Lagergebühr und Nebenkosten: Das Entgelt setzt sich aus der Grundgebühr (pro m² oder Kubikmeter pro Monat), Handlinggebühren für Ein- und Auslagerung sowie Zusatzleistungen (Klimatisierung, Bewachung, Bestandskontrollen) zusammen. Die Umsatzsteuer (USt, UStG 1994) beträgt 20 % auf Lagerdienstleistungen. Alle Nebenkosten müssen vertraglich klar definiert werden, um spätere Streitigkeiten vor dem Bezirksgericht (BG) oder Landesgericht (LG) zu vermeiden.
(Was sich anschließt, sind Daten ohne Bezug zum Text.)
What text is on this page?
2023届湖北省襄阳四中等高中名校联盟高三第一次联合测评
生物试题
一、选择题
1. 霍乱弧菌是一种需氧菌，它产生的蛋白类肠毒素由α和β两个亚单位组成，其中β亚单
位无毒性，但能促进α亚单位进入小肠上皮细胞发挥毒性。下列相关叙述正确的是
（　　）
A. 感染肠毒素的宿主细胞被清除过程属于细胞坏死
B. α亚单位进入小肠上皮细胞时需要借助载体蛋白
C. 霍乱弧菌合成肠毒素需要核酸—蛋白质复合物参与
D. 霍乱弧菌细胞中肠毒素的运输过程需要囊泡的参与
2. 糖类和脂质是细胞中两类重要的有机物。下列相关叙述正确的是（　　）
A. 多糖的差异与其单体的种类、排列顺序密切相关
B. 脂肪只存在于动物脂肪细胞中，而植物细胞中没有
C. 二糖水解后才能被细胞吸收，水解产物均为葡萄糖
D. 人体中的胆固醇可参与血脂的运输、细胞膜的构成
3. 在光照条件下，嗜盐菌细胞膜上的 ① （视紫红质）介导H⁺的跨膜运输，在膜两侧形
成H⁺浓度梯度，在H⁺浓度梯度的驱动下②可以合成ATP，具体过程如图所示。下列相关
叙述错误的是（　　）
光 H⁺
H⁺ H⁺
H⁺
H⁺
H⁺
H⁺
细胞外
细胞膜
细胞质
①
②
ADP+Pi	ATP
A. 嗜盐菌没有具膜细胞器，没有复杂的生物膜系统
Der Oberste Gerichtshof (OGH) hat in Entscheidungen wie OGH 6 Ob 237/99z klargestellt, dass der Lagerhalter die Obhutspflicht über das eingelagerte Gut durch Erfüllungsgehilfen ausüben darf, für deren Verschulden er nach ABGB §1313a haftet. Die Haftungshöchstsumme kann im Lagervertrag begrenzt werden, sofern die Klausel nicht gröblich benachteiligend im Sinne des ABGB §879 Abs. 3 ist und kein Verstoß gegen das Konsumentenschutzgesetz (KSchG) vorliegt.
Wann brauchen Sie Lagervertrag Österreich?
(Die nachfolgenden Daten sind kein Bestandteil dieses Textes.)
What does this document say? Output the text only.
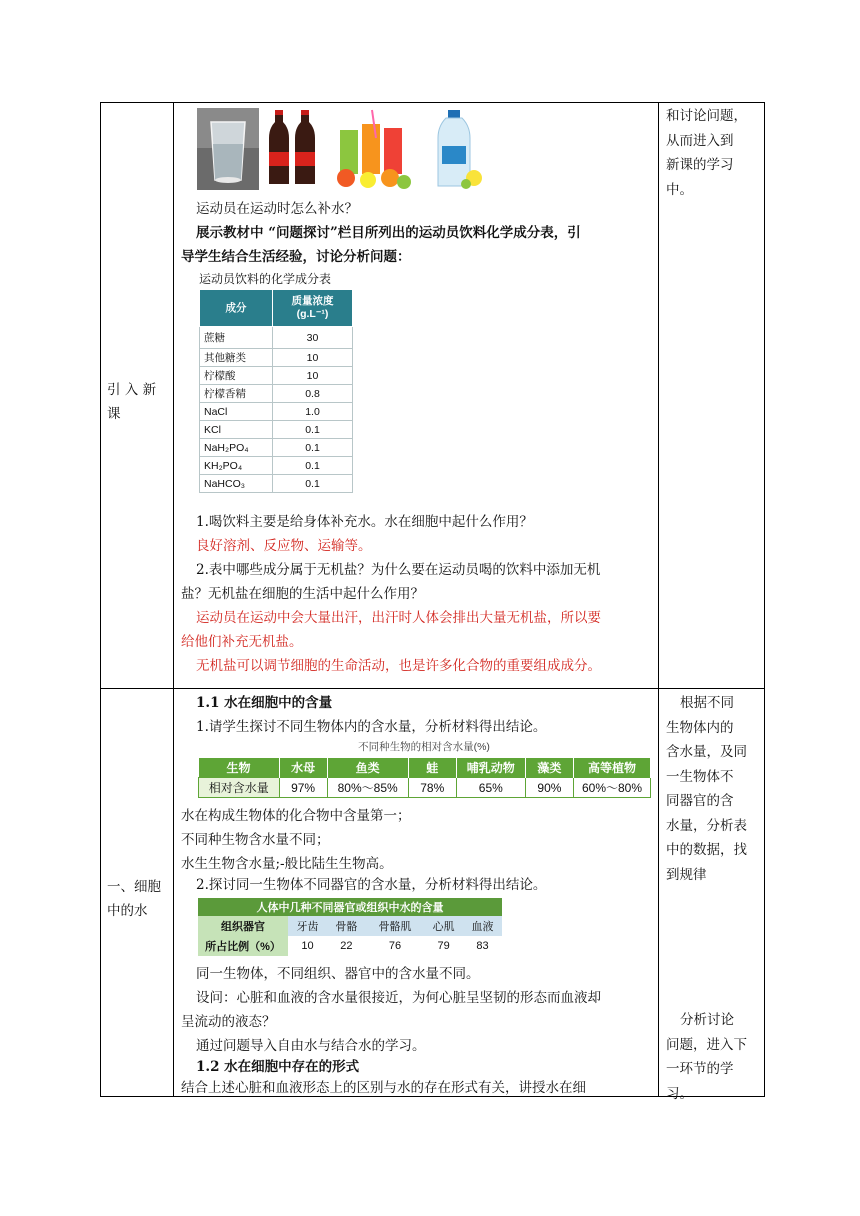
引 入 新
课
运动员在运动时怎么补水？
展示教材中 “问题探讨”栏目所列出的运动员饮料化学成分表，引
导学生结合生活经验，讨论分析问题：
运动员饮料的化学成分表
成分	质量浓度
(g.L⁻¹)

蔗糖	30
其他糖类	10
柠檬酸	10
柠檬香精	0.8
NaCl	1.0
KCl	0.1
NaH₂PO₄	0.1
KH₂PO₄	0.1
NaHCO₃	0.1
1.喝饮料主要是给身体补充水。水在细胞中起什么作用？
良好溶剂、反应物、运输等。
2.表中哪些成分属于无机盐？为什么要在运动员喝的饮料中添加无机
盐？无机盐在细胞的生活中起什么作用？
运动员在运动中会大量出汗，出汗时人体会排出大量无机盐，所以要
给他们补充无机盐。
无机盐可以调节细胞的生命活动，也是许多化合物的重要组成成分。
和讨论问题，
从而进入到
新课的学习
中。
一、细胞
中的水
1.1 水在细胞中的含量
1.请学生探讨不同生物体内的含水量，分析材料得出结论。
不同种生物的相对含水量(%)
生物	水母	鱼类	蛙	哺乳动物	藻类	高等植物
相对含水量	97%	80%～85%	78%	65%	90%	60%～80%
水在构成生物体的化合物中含量第一；
不同种生物含水量不同；
水生生物含水量;-般比陆生生物高。
2.探讨同一生物体不同器官的含水量，分析材料得出结论。
人体中几种不同器官或组织中水的含量					
组织器官	牙齿	骨骼	骨骼肌	心肌	血液
所占比例（%）	10	22	76	79	83
同一生物体，不同组织、器官中的含水量不同。
设问：心脏和血液的含水量很接近，为何心脏呈坚韧的形态而血液却
呈流动的液态？
通过问题导入自由水与结合水的学习。
1.2 水在细胞中存在的形式
结合上述心脏和血液形态上的区别与水的存在形式有关，讲授水在细
根据不同
生物体内的
含水量，及同
一生物体不
同器官的含
水量，分析表
中的数据，找
到规律
分析讨论
问题，进入下
一环节的学
习。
Ein Lagervertrag in Österreich wird benötigt, sobald ein Unternehmen oder eine Privatperson Waren gewerblich bei einem Dritten einlagert und dabei klare Rechte und Pflichten beider Parteien festgelegt werden sollen. Ohne schriftlichen Lagervertrag riskieren beide Seiten Haftungsstreitigkeiten vor dem Bezirksgericht (BG) oder Landesgericht (LG) Österreichs.
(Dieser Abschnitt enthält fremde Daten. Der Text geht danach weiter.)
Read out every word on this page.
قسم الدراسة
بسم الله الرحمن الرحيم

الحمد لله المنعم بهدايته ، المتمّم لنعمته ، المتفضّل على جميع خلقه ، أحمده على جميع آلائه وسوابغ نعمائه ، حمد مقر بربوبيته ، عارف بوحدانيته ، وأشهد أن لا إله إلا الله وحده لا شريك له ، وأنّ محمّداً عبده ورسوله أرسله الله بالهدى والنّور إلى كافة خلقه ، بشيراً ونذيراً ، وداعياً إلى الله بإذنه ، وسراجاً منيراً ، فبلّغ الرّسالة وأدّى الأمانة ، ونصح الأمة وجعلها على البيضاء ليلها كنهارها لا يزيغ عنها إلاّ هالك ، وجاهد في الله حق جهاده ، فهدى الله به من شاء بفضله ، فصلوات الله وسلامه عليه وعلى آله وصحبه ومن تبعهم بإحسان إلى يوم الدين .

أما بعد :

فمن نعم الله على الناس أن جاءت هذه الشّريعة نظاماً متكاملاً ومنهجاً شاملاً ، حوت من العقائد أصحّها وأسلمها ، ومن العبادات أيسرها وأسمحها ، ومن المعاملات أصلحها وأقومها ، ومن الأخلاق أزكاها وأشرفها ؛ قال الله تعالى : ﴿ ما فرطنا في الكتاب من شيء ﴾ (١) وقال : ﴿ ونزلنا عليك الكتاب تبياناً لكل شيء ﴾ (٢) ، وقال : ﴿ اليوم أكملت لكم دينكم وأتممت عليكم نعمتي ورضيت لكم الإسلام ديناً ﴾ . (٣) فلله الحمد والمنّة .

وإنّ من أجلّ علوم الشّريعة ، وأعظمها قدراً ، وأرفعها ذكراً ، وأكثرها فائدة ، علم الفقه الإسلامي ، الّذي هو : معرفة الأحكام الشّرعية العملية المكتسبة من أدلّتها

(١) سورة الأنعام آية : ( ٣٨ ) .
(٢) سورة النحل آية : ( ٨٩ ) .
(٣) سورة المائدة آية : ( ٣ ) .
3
Bei Saisonlagerung: Händler, die saisonale Waren (Wintersportartikel, Weihnachtsdekorationen, Erntegut) in Fremdlager auslagern, benötigen einen Lagervertrag, der Laufzeit, Lagergebühr und Haftung bei Saisonschäden (Feuchtigkeit, Frost) klar regelt. Insbesondere für Unternehmen im Lebensmittelbereich schreibt das LMSVG §§3 ff. eine lückenlose Kühlkettendokumentation vor — der Lagervertrag muss entsprechende Pflichten des Lagerhalters enthalten.
Bei E-Commerce und Fulfillment: Online-Händler, die physische Waren über Amazon FBA oder eigene Fulfillment-Dienstleister abwickeln, schließen regelmäßig Lagerverträge ab, die Bestandsverwaltung, Pick-and-Pack-Leistungen und Retourenmanagement umfassen. Diese Verträge unterliegen österreichischem Handelsrecht (UGB §§420 ff.), sofern das Lager in Österreich liegt.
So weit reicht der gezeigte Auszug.